Baltimore upgrades public safety dashboard with neighborhood data
Baltimore’s dashboard now adds neighborhood home ownership, victim demographics, arrest data and violence-prevention sites, giving residents a clearer public safety scorecard.

Baltimore residents can now see more than crime counts when they open the city’s Public Safety Accountability Dashboard. The June 17 upgrade adds neighborhood-level home ownership rates, the demographics of violence victims and arrest data, giving the public a sharper view of where City Hall says its anti-violence strategy is working and where it is not.
The revamped dashboard also maps Baltimore’s Community Violence Intervention network, including all ten Safe Streets sites, hospital-based violence intervention programs, MONSE neighborhood stabilization work and the Group Violence Reduction Strategy. The system was built through cooperation among the Mayor’s Office of Neighborhood Safety and Engagement, the Baltimore Police Department, city and state partners, the Baltimore City Office of Information Technology, the Chief Data Officer and the Mayor’s Office of Performance and Innovation. Stefanie Mavronis said the dashboard is meant to be a “one-stop shop” for public safety data and trends over time.

First published in February 2023, the dashboard was already a notable experiment in public access. City officials described the original version as the first and only public-safety dashboard of its kind in the United States, and it let users search crime by type, neighborhood and disposition. But the early rollout also had limits: the data lagged reality by at least a week or two, and it did not include all arrests or all agencies, which left residents with an incomplete picture of what was happening on their blocks.
The new layout and visuals are designed to make the information easier to read for people who are not data specialists. Mayor Brandon M. Scott said the goal is to give residents a clear view of public safety progress and to make that progress measurable, not just a matter of broad claims about crime. For Baltimore, where public safety remains one of the city’s defining political issues, the dashboard is now being used as a public report card on whether the city is delivering on its promises.
The update also lands as Scott continues to defend his broader violence-reduction strategy. On June 3, the city cited a University of Pennsylvania Crime and Justice Policy Lab paper saying Baltimore’s targeted approach helped drive a 60% drop in homicides between 2022 and 2025, with the city’s homicide rate about 25% below comparable cities and the social value of averted violence estimated at roughly 35 times first-year program spending.
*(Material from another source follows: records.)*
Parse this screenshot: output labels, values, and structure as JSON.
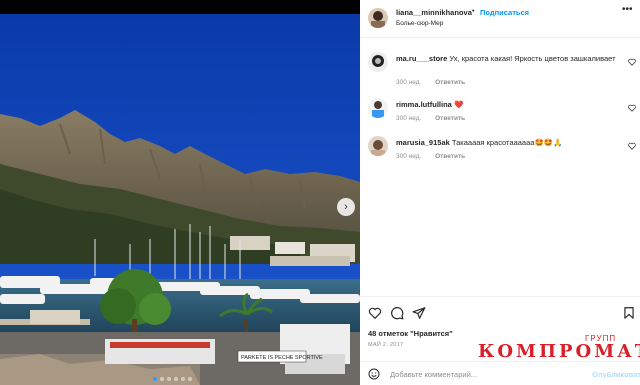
{
  "colors": {
    "sky": "#0d3fb8",
    "link": "#0095f6",
    "watermark": "#d9202a",
    "heart": "#ed4956"
  },
  "post": {
    "carousel": {
      "dots": 6,
      "active_index": 0
    }
  },
  "header": {
    "username": "liana__minnikhanova",
    "separator": "•",
    "follow_label": "Подписаться",
    "location": "Болье-сюр-Мер",
    "more_icon": "more-horizontal-icon"
  },
  "comments": [
    {
      "username": "ma.ru___store",
      "text": "Ух, красота какая! Яркость цветов зашкаливает",
      "time": "300 нед.",
      "reply": "Ответить"
    },
    {
      "username": "rimma.lutfullina",
      "text": "",
      "emoji": "❤️",
      "time": "300 нед.",
      "reply": "Ответить"
    },
    {
      "username": "marusia_915ak",
      "text": "Такаааая красотаааааа",
      "emoji": "🤩🤩🙏",
      "time": "300 нед.",
      "reply": "Ответить"
    }
  ],
  "actions": {
    "like_icon": "heart-icon",
    "comment_icon": "comment-icon",
    "share_icon": "share-icon",
    "save_icon": "bookmark-icon"
  },
  "likes": "48 отметок \"Нравится\"",
  "date": "МАЙ 2, 2017",
  "add_comment": {
    "placeholder": "Добавьте комментарий...",
    "post_label": "Опубликовать"
  },
  "watermark": {
    "text": "КОМПРОМАТ",
    "sup": "ГРУПП"
  }
}
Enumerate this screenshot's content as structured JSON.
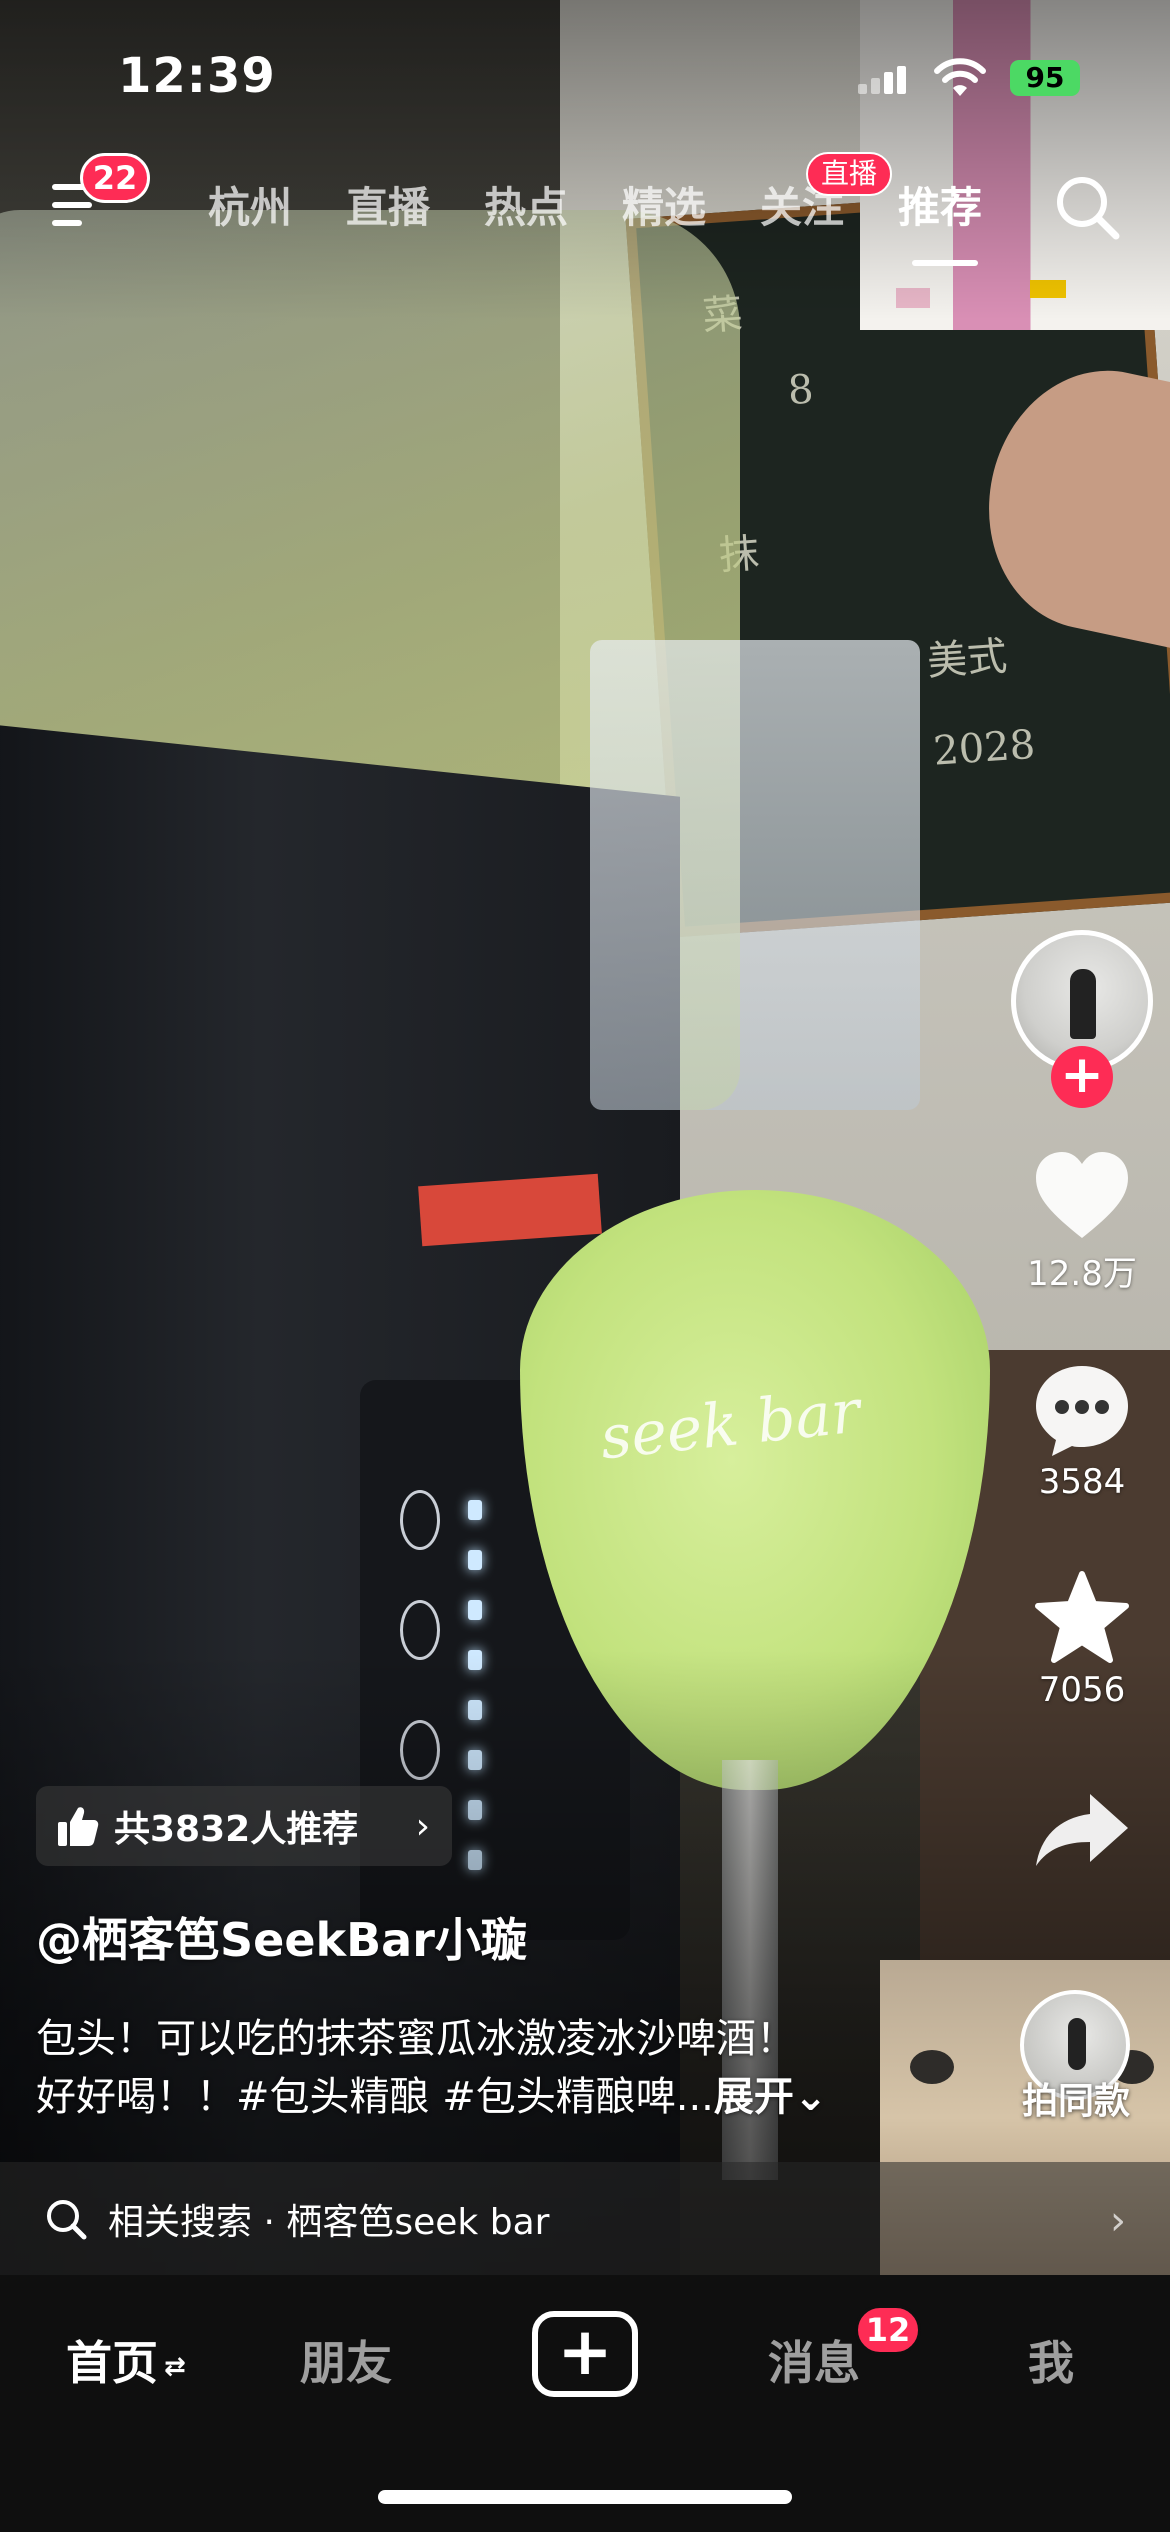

A separate May 27 study from Johns Hopkins researchers found Safe Streets was associated overall with a 42% reduction in homicides involving youth ages 15 to 24 and a 21% reduction in youth nonfatal shootings at the neighborhood level, although the effects varied widely by site across 11 locations studied from 2007 to 2023. The dashboard upgrade arrives amid renewed scrutiny of Baltimore’s violence-intervention network after reports that a Safe Streets worker was charged in a shooting, making the city’s promise of transparency more than a slogan.